There is still the fact of “dot notation”. This is not supported in GraphQL+-. We have to go in parts.

Sceat commented :

hum i don’t understand how it could result in uid(user) <age> "2025" . :thinking: as the following totally works and seems normal for a graph database
according you have 2 nodes as

{ name: "Alice" }
{ name: "Bob" }

executing

upsert {
  query {
    var(func: has(name)) {
      name as name
    }
	// in the first sequence we find Alice's name
	// in the second sequence we find Bob's name
  }
  mutation {
    set {
	  // so here we have 2 parallel sequence
	  // one for Alice and one for Bob
      uid(name) <surname> val(name) .
    }
  }
}

would give

{ name: "Alice", surname: "Alice" }
{ name: "Bob", surname: "Bob" }

I used Objects in my exemple because it would be pretty handy but we can simplify by using simple valid types like

user_name AS UNWIND ['Alice', 'Bob']

if the nodes already exist this unwind would give the exact same representation as

q(func: has(name)) { user_name as name }

exept we couldn’t call uid(user_name) with the unwind version as it’s just a string value

MichelDiz commented :

This is different, this is a bulk upsert. It is a set of multiple mutations aligned. That is, for each node found it will perform that mutation block as a “template”.

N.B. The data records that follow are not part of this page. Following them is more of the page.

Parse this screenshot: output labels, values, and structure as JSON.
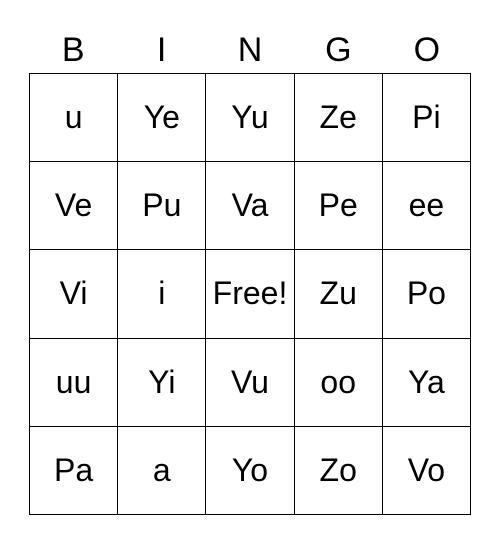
{
  "header": [
    "B",
    "I",
    "N",
    "G",
    "O"
  ],
  "cells": [
    [
      "u",
      "Ye",
      "Yu",
      "Ze",
      "Pi"
    ],
    [
      "Ve",
      "Pu",
      "Va",
      "Pe",
      "ee"
    ],
    [
      "Vi",
      "i",
      "Free!",
      "Zu",
      "Po"
    ],
    [
      "uu",
      "Yi",
      "Vu",
      "oo",
      "Ya"
    ],
    [
      "Pa",
      "a",
      "Yo",
      "Zo",
      "Vo"
    ]
  ]
}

See, Dgraph iterates over its own Entities. But not in nested or even multiple values. And there is nothing that can dynamically generate multiple lines of RDF in the mutation block, or even create multiple mutation blocks based on the value/map (for example “user_data AS UNWIND”).

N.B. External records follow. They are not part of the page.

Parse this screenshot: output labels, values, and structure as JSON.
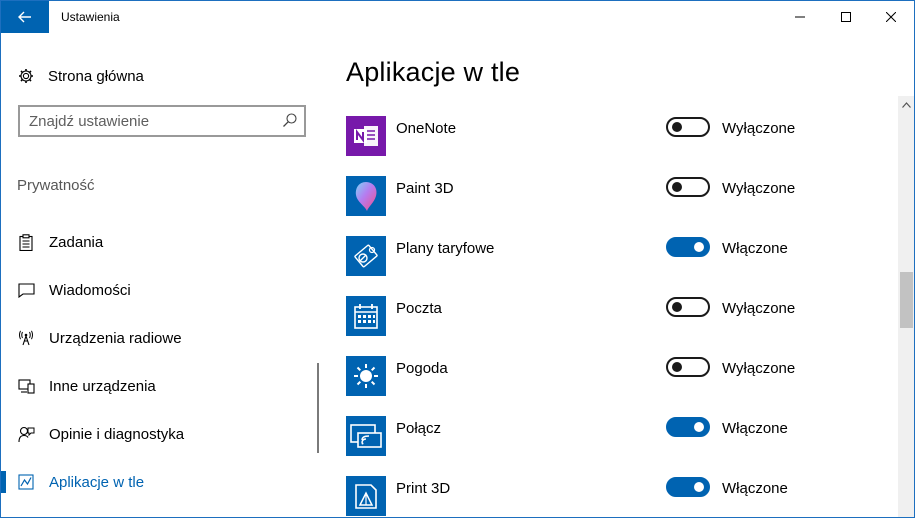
{
  "window": {
    "title": "Ustawienia"
  },
  "sidebar": {
    "home_label": "Strona główna",
    "search_placeholder": "Znajdź ustawienie",
    "section_title": "Prywatność",
    "items": [
      {
        "label": "Zadania",
        "icon": "clipboard-icon"
      },
      {
        "label": "Wiadomości",
        "icon": "message-icon"
      },
      {
        "label": "Urządzenia radiowe",
        "icon": "radio-tower-icon"
      },
      {
        "label": "Inne urządzenia",
        "icon": "devices-icon"
      },
      {
        "label": "Opinie i diagnostyka",
        "icon": "feedback-icon"
      },
      {
        "label": "Aplikacje w tle",
        "icon": "background-apps-icon",
        "active": true
      }
    ]
  },
  "main": {
    "title": "Aplikacje w tle",
    "apps": [
      {
        "name": "OneNote",
        "state": "Wyłączone",
        "on": false,
        "icon": "onenote-icon",
        "color": "#7719aa"
      },
      {
        "name": "Paint 3D",
        "state": "Wyłączone",
        "on": false,
        "icon": "paint3d-icon",
        "color": "#0063b1"
      },
      {
        "name": "Plany taryfowe",
        "state": "Włączone",
        "on": true,
        "icon": "data-plans-icon",
        "color": "#0063b1"
      },
      {
        "name": "Poczta",
        "state": "Wyłączone",
        "on": false,
        "icon": "mail-calendar-icon",
        "color": "#0063b1"
      },
      {
        "name": "Pogoda",
        "state": "Wyłączone",
        "on": false,
        "icon": "weather-icon",
        "color": "#0063b1"
      },
      {
        "name": "Połącz",
        "state": "Włączone",
        "on": true,
        "icon": "connect-icon",
        "color": "#0063b1"
      },
      {
        "name": "Print 3D",
        "state": "Włączone",
        "on": true,
        "icon": "print3d-icon",
        "color": "#0063b1"
      }
    ]
  },
  "colors": {
    "accent": "#0063b1",
    "onenote": "#7719aa"
  }
}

This type of interaction does not exist in Dgraph.

Take for example issue #4712 and #4779. In them I had to use an intermediate block so that I could pass a value from one node to the other. Without this block (me), the operation would not work. And if I do a Bulk upsert, the values will ​​get messed up. This problem with aggregations also occurs in Queries of Facets (see #4160). Where to get accurate values ​​I have to limit the query to 1 result at a time.

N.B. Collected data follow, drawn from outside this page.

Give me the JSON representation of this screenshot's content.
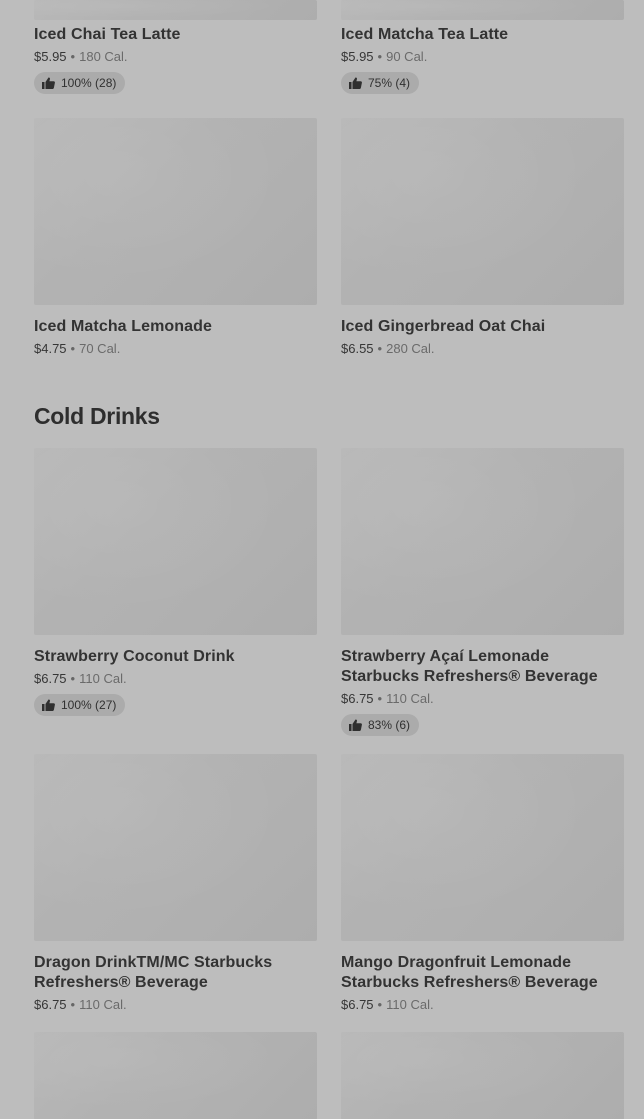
{
  "sections": {
    "cold_drinks_title": "Cold Drinks"
  },
  "items": {
    "iced_chai": {
      "name": "Iced Chai Tea Latte",
      "price": "$5.95",
      "sep": "•",
      "calories": "180 Cal.",
      "rating": "100% (28)"
    },
    "iced_matcha_latte": {
      "name": "Iced Matcha Tea Latte",
      "price": "$5.95",
      "sep": "•",
      "calories": "90 Cal.",
      "rating": "75% (4)"
    },
    "iced_matcha_lemonade": {
      "name": "Iced Matcha Lemonade",
      "price": "$4.75",
      "sep": "•",
      "calories": "70 Cal."
    },
    "iced_gingerbread": {
      "name": "Iced Gingerbread Oat Chai",
      "price": "$6.55",
      "sep": "•",
      "calories": "280 Cal."
    },
    "strawberry_coconut": {
      "name": "Strawberry Coconut Drink",
      "price": "$6.75",
      "sep": "•",
      "calories": "110 Cal.",
      "rating": "100% (27)"
    },
    "strawberry_acai": {
      "name_line1": "Strawberry Açaí Lemonade",
      "name_line2": "Starbucks Refreshers® Beverage",
      "price": "$6.75",
      "sep": "•",
      "calories": "110 Cal.",
      "rating": "83% (6)"
    },
    "dragon_drink": {
      "name_line1": "Dragon DrinkTM/MC Starbucks",
      "name_line2": "Refreshers® Beverage",
      "price": "$6.75",
      "sep": "•",
      "calories": "110 Cal."
    },
    "mango_dragonfruit": {
      "name_line1": "Mango Dragonfruit Lemonade",
      "name_line2": "Starbucks Refreshers® Beverage",
      "price": "$6.75",
      "sep": "•",
      "calories": "110 Cal."
    }
  },
  "icons": {
    "rating": "thumbs-up-icon"
  },
  "colors": {
    "background": "#bdbdbd",
    "image_placeholder": "#b3b3b3",
    "rating_pill": "#ababab",
    "text": "#333333"
  }
}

This problem happens with aggregations and also nested blocks.

The nested block is the key point to explain why it doesn’t work. In issue #4779 - without the intermediate block, I can’t get the values ​​"title, released, tagline" (see the example in 4779 issue). And if I don’t limit it to 1 to 1 operation, the values ​​get messed up, get mixed up and it will mess up with the DB.

That’s why I find your UNWIND proposal complicated. We need to solve other design problems first. These uses cases were never foreseen and Upsert Block is only a few months old.

As I said before, to start thinking about UNWIND. Some problems will need to be resolved:

1 - Support GraphQL Variables in Upsert Block.
2 - Have something similar to the custom block for hold/put the GraphQL Variables.
3 - We need to solve the issue of issue #4779 - allowing free use of variables and objects in the blocks regardless of level. Without having to use an intermediate block. This would be the case of the UNWIND map of objects.
3.1 - Maybe create a loop function like “for each”. If issue #4779 is not possible to resolve.